Los mercados financieros están emitiendo varias señales de alerta que afectan directamente al sector de las criptomonedas. Por un lado, el oro parece sobrecalentado, y por otro, el volumen de negociación con apalancamiento en los mercados estadounidenses ha alcanzado máximos históricos. En conjunto, estos factores crean un entorno extremadamente frágil para todos los activos de riesgo, incluido bitcoin (BTC).

Ambas observaciones apuntan al mismo problema: los mercados están saturados de apuestas alcistas, y los activos refugio están perdiendo su función tradicional. En esta situación, cualquier cambio de sentimiento podría desencadenar una reacción en cadena que afecte también a las criptomonedas.

Oro: de refugio a activo especulativo

El análisis de la dinámica actual del oro muestra que el metal precioso podría haber superado ya su punto máximo. Tras una corrección de aproximadamente el 30% desde sus máximos, sería lógico esperar un rebote desde el nivel de soporte redondo de alrededor de $4,000 por onza. Sin embargo, el panorama general parece sobrecalentado.

Es revelador que la volatilidad a 180 días del oro cotice por primera vez desde 2007 con una prima de aproximadamente 2.3 veces la volatilidad del índice S&P 500. Esto ha convertido al tradicional activo refugio en un instrumento especulativo. La última vez que ocurrió una situación similar, precedió a la Gran Recesión y expuso la volatilidad anormalmente baja del mercado de valores.

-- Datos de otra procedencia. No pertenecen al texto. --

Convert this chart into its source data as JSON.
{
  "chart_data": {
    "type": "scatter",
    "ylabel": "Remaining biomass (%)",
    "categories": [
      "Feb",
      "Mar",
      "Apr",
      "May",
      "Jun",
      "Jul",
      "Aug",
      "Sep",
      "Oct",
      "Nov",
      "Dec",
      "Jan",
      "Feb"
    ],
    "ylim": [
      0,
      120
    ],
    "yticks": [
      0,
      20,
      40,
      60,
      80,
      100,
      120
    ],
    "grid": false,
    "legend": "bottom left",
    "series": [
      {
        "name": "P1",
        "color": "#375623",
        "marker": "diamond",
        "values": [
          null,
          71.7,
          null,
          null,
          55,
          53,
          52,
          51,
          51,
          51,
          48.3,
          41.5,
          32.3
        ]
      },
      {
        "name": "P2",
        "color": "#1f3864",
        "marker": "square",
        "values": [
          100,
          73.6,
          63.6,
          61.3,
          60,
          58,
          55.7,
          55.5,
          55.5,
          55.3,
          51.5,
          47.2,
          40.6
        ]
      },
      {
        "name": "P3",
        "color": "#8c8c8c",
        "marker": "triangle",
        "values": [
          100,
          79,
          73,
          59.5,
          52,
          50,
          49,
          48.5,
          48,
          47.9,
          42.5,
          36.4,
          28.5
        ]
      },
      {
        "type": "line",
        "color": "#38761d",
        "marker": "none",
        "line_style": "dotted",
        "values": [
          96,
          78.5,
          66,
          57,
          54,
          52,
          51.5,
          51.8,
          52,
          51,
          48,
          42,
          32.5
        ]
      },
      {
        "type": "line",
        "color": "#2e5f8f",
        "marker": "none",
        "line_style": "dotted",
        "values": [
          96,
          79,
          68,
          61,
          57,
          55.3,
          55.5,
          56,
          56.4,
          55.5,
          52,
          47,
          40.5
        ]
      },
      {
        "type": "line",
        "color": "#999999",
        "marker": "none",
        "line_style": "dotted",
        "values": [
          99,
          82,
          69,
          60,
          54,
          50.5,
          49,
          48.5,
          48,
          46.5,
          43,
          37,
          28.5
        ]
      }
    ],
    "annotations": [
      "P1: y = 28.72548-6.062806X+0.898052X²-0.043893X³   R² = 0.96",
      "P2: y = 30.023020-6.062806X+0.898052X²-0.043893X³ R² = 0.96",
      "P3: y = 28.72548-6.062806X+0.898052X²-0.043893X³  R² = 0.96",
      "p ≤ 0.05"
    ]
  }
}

Cuando el oro alcanzó su pico de precio cerca de los $5,500 en febrero, se encontraba en un máximo de cuarenta años en relación con su media móvil de 60 meses y una cesta de bonos del Tesoro de EE. UU. Al mismo tiempo, la mayoría de los bancos centrales ya habían comenzado a subir las tasas de interés. El aumento del rendimiento de los bonos del Tesoro estadounidense a 30 años hasta casi el 5.2% en mayo, un máximo desde 2007, crea serios obstáculos para activos que no generan ingresos, como el oro. En esta configuración, el oro corre el riesgo de quedar en una posición desventajosa frente a las acciones.

Apalancamiento récord: una bomba de tiempo

El panorama alarmante se complementa con datos sobre la especulación con apalancamiento en los mercados de EE. UU. El volumen de activos bajo gestión de los ETF apalancados e inversos estadounidenses alcanzó un récord de $208 mil millones. Teniendo en cuenta el apalancamiento doble y triple, el volumen real de posiciones supera los $460 mil millones. Desde principios de abril, esta cifra ha aumentado en aproximadamente $200 mil millones.

La mayor parte corresponde a fondos con apalancamiento triple ($320 mil millones), seguidos por fondos con apalancamiento doble ($171 mil millones). El posicionamiento se ha vuelto extremadamente unilateral: los fondos inversos, que ganan con la caída del mercado, representan solo $27 mil millones. En comparación, durante el mercado bajista de 2022, la exposición total de estos fondos era solo una fracción de los niveles actuales. El apalancamiento incorporado en los mercados estadounidenses nunca ha sido tan extremo.

Para bitcoin, esta señal es doble. Por un lado, si los mercados sobrecalentados con apalancamiento récord giran a la baja, bitcoin, como activo de riesgo, podría verse arrastrado por una ola de ventas forzadas junto con las acciones. Por otro lado, si la confianza en el oro como refugio se tambalea, parte del capital, tarde o temprano, comenzará a buscar un nuevo refugio. Y entonces, bitcoin podría capturar esa demanda.

Opinión del experto: La situación actual recuerda a una cuerda tensa. El apalancamiento récord en los mercados tradicionales y la pérdida del estatus de "refugio seguro" del oro crean las condiciones para un flujo brusco de capital. Bitcoin, situado en la encrucijada de estas tendencias, podría tanto sufrir por el pánico a corto plazo como beneficiarse a medio plazo si los inversores comienzan a replantear sus estrategias de cobertura. El riesgo clave es un colapso sincronizado de todos los activos de riesgo, que podría ser desencadenado incluso por un shock externo menor.